Monday, November 30, 2009

must... stop... writing... celebrity...blogs...

Poor old Calvin Harris. Not only is he three times the height of a normal human being (and a Scot to boot - joke. JOKE!) but his misguided attempt at staging a protest during the X Factor finals fell flatter than a flat pancake being flattened by a block of flats in Salar de Uyuni on the Altiplano of southwestern Bolivia, which - according to my Google toolbar - is the flattest place on Earth.

Let me explain. Before last Saturday’s shock Jedward exit *SOB* Calvin was forcibly ejected from Simon Cowell’s primetime cash cow for jumping onstage during the duo’s performance with – der der DERRRR!! - a pineapple on his head.
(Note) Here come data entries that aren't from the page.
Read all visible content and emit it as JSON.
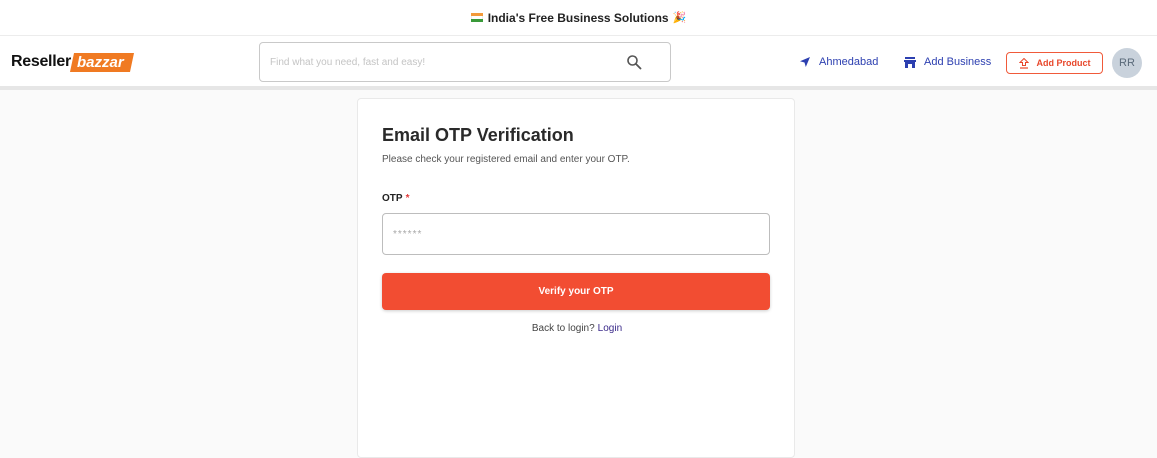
{
  "topbar": {
    "text": "India's Free Business Solutions",
    "flag_icon": "india-flag-icon",
    "celebration_icon": "party-popper-icon"
  },
  "header": {
    "logo": {
      "part1": "Reseller",
      "part2": "bazzar"
    },
    "search": {
      "placeholder": "Find what you need, fast and easy!",
      "value": "",
      "icon": "search-icon"
    },
    "location": {
      "label": "Ahmedabad",
      "icon": "location-arrow-icon"
    },
    "add_business": {
      "label": "Add Business",
      "icon": "store-icon"
    },
    "add_product": {
      "label": "Add Product",
      "icon": "upload-icon"
    },
    "avatar_initials": "RR"
  },
  "form": {
    "title": "Email OTP Verification",
    "subtitle": "Please check your registered email and enter your OTP.",
    "otp_label": "OTP",
    "otp_required": "*",
    "otp_placeholder": "******",
    "otp_value": "",
    "verify_label": "Verify your OTP",
    "back_text": "Back to login?",
    "login_link": "Login"
  },
  "colors": {
    "accent": "#f24d32",
    "link": "#2c3fb0",
    "logo_orange": "#f07a22"
  }
}
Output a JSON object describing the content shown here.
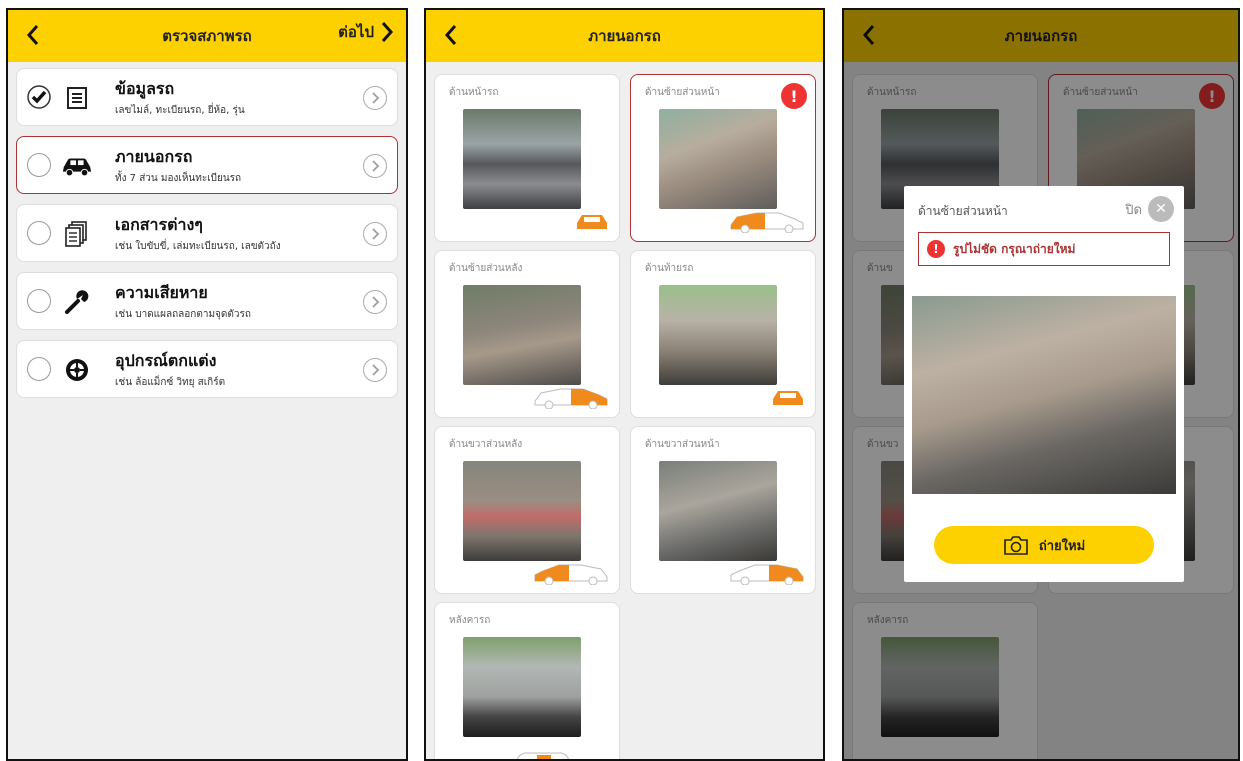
{
  "screen1": {
    "title": "ตรวจสภาพรถ",
    "next_label": "ต่อไป",
    "items": [
      {
        "title": "ข้อมูลรถ",
        "sub": "เลขไมล์, ทะเบียนรถ, ยี่ห้อ, รุ่น",
        "checked": true,
        "icon": "list-icon"
      },
      {
        "title": "ภายนอกรถ",
        "sub": "ทั้ง 7 ส่วน มองเห็นทะเบียนรถ",
        "checked": false,
        "icon": "car-icon"
      },
      {
        "title": "เอกสารต่างๆ",
        "sub": "เช่น ใบขับขี่, เล่มทะเบียนรถ, เลขตัวถัง",
        "checked": false,
        "icon": "documents-icon"
      },
      {
        "title": "ความเสียหาย",
        "sub": "เช่น บาดแผลถลอกตามจุดตัวรถ",
        "checked": false,
        "icon": "wrench-icon"
      },
      {
        "title": "อุปกรณ์ตกแต่ง",
        "sub": "เช่น ล้อแม็กซ์ วิทยุ สเกิร์ต",
        "checked": false,
        "icon": "wheel-icon"
      }
    ]
  },
  "screen2": {
    "title": "ภายนอกรถ",
    "cards": [
      {
        "label": "ด้านหน้ารถ",
        "error": false
      },
      {
        "label": "ด้านซ้ายส่วนหน้า",
        "error": true
      },
      {
        "label": "ด้านซ้ายส่วนหลัง",
        "error": false
      },
      {
        "label": "ด้านท้ายรถ",
        "error": false
      },
      {
        "label": "ด้านขวาส่วนหลัง",
        "error": false
      },
      {
        "label": "ด้านขวาส่วนหน้า",
        "error": false
      },
      {
        "label": "หลังคารถ",
        "error": false
      }
    ]
  },
  "screen3": {
    "title": "ภายนอกรถ",
    "modal": {
      "label": "ด้านซ้ายส่วนหน้า",
      "close_label": "ปิด",
      "error_text": "รูปไม่ชัด กรุณาถ่ายใหม่",
      "retake_label": "ถ่ายใหม่"
    },
    "bg_labels": [
      "ด้านหน้ารถ",
      "ด้านซ้ายส่วนหน้า",
      "ด้านข",
      "ด้านขว",
      "หลังคารถ"
    ]
  },
  "colors": {
    "accent": "#fdd000",
    "error": "#e33333",
    "orange": "#f08a1c"
  }
}
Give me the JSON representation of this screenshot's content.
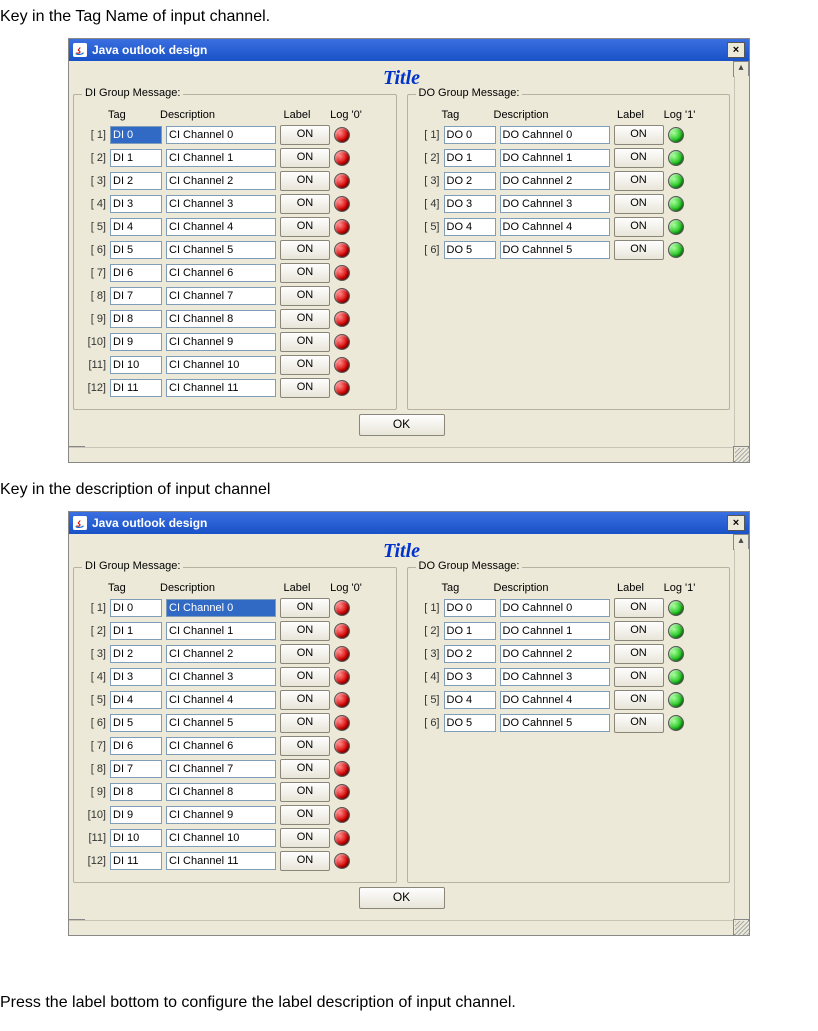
{
  "captions": {
    "top": "Key in the Tag Name of input channel.",
    "mid": "Key in the description of input channel",
    "bottom": "Press the label bottom to configure the label description of input channel."
  },
  "window": {
    "title": "Java outlook design",
    "app_title": "Title",
    "ok_label": "OK"
  },
  "di_group": {
    "title": "DI Group Message:",
    "headers": {
      "tag": "Tag",
      "desc": "Description",
      "label": "Label",
      "log": "Log '0'"
    },
    "rows": [
      {
        "idx": "[ 1]",
        "tag": "DI 0",
        "desc": "CI Channel 0",
        "label": "ON"
      },
      {
        "idx": "[ 2]",
        "tag": "DI 1",
        "desc": "CI Channel 1",
        "label": "ON"
      },
      {
        "idx": "[ 3]",
        "tag": "DI 2",
        "desc": "CI Channel 2",
        "label": "ON"
      },
      {
        "idx": "[ 4]",
        "tag": "DI 3",
        "desc": "CI Channel 3",
        "label": "ON"
      },
      {
        "idx": "[ 5]",
        "tag": "DI 4",
        "desc": "CI Channel 4",
        "label": "ON"
      },
      {
        "idx": "[ 6]",
        "tag": "DI 5",
        "desc": "CI Channel 5",
        "label": "ON"
      },
      {
        "idx": "[ 7]",
        "tag": "DI 6",
        "desc": "CI Channel 6",
        "label": "ON"
      },
      {
        "idx": "[ 8]",
        "tag": "DI 7",
        "desc": "CI Channel 7",
        "label": "ON"
      },
      {
        "idx": "[ 9]",
        "tag": "DI 8",
        "desc": "CI Channel 8",
        "label": "ON"
      },
      {
        "idx": "[10]",
        "tag": "DI 9",
        "desc": "CI Channel 9",
        "label": "ON"
      },
      {
        "idx": "[11]",
        "tag": "DI 10",
        "desc": "CI Channel 10",
        "label": "ON"
      },
      {
        "idx": "[12]",
        "tag": "DI 11",
        "desc": "CI Channel 11",
        "label": "ON"
      }
    ],
    "led_color": "red"
  },
  "do_group": {
    "title": "DO Group Message:",
    "headers": {
      "tag": "Tag",
      "desc": "Description",
      "label": "Label",
      "log": "Log '1'"
    },
    "rows": [
      {
        "idx": "[ 1]",
        "tag": "DO 0",
        "desc": "DO Cahnnel 0",
        "label": "ON"
      },
      {
        "idx": "[ 2]",
        "tag": "DO 1",
        "desc": "DO Cahnnel 1",
        "label": "ON"
      },
      {
        "idx": "[ 3]",
        "tag": "DO 2",
        "desc": "DO Cahnnel 2",
        "label": "ON"
      },
      {
        "idx": "[ 4]",
        "tag": "DO 3",
        "desc": "DO Cahnnel 3",
        "label": "ON"
      },
      {
        "idx": "[ 5]",
        "tag": "DO 4",
        "desc": "DO Cahnnel 4",
        "label": "ON"
      },
      {
        "idx": "[ 6]",
        "tag": "DO 5",
        "desc": "DO Cahnnel 5",
        "label": "ON"
      }
    ],
    "led_color": "green"
  },
  "selection": {
    "first": {
      "group": "di",
      "row": 0,
      "field": "tag"
    },
    "second": {
      "group": "di",
      "row": 0,
      "field": "desc"
    }
  }
}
Yes, a pineapple. On his head.

CaHa later apologised on Twitter for what the Telegraph called his ‘pineapple stunt’. Now I beg your pudding but putting a pineapple on one’s head does not qualify as a ‘stunt’. It barely qualifies as a fruit salad. Let’s see what the stuntmeister himself had to say about it: “I was thrown off x factor for jumping onstage with a pineapple on my head. At the end of the day, I had a pineapple on my head. Sorry if I caused anyone embarrassment. P.S I love Jedward.”

As celebrity apologies go, it’s not up there with Kanye’s ‘Taylor!!!! Boooyaawww!!!! You are very talented!!!!! I’m not crazy y’all, I’m just real!!!!! Sorry for that!!! Much Respect!!!!’ but perhaps either Jed or Ward can console themselves with the fact they were warned in advance. Calvin’s one-man pineapple campaign began in the early hours of the morning, when he posted a photo of the offending item on the X Factor site and tagged it with the word ‘important’. One can only speculate the effect this cryptic posting had on his fans, but I think it’s fair to assume that global sales of pineapple stayed exactly the same.

Next month: Calvin gatecrashes the Oscars with a kiwi in his ear. P.S. I love Jedward.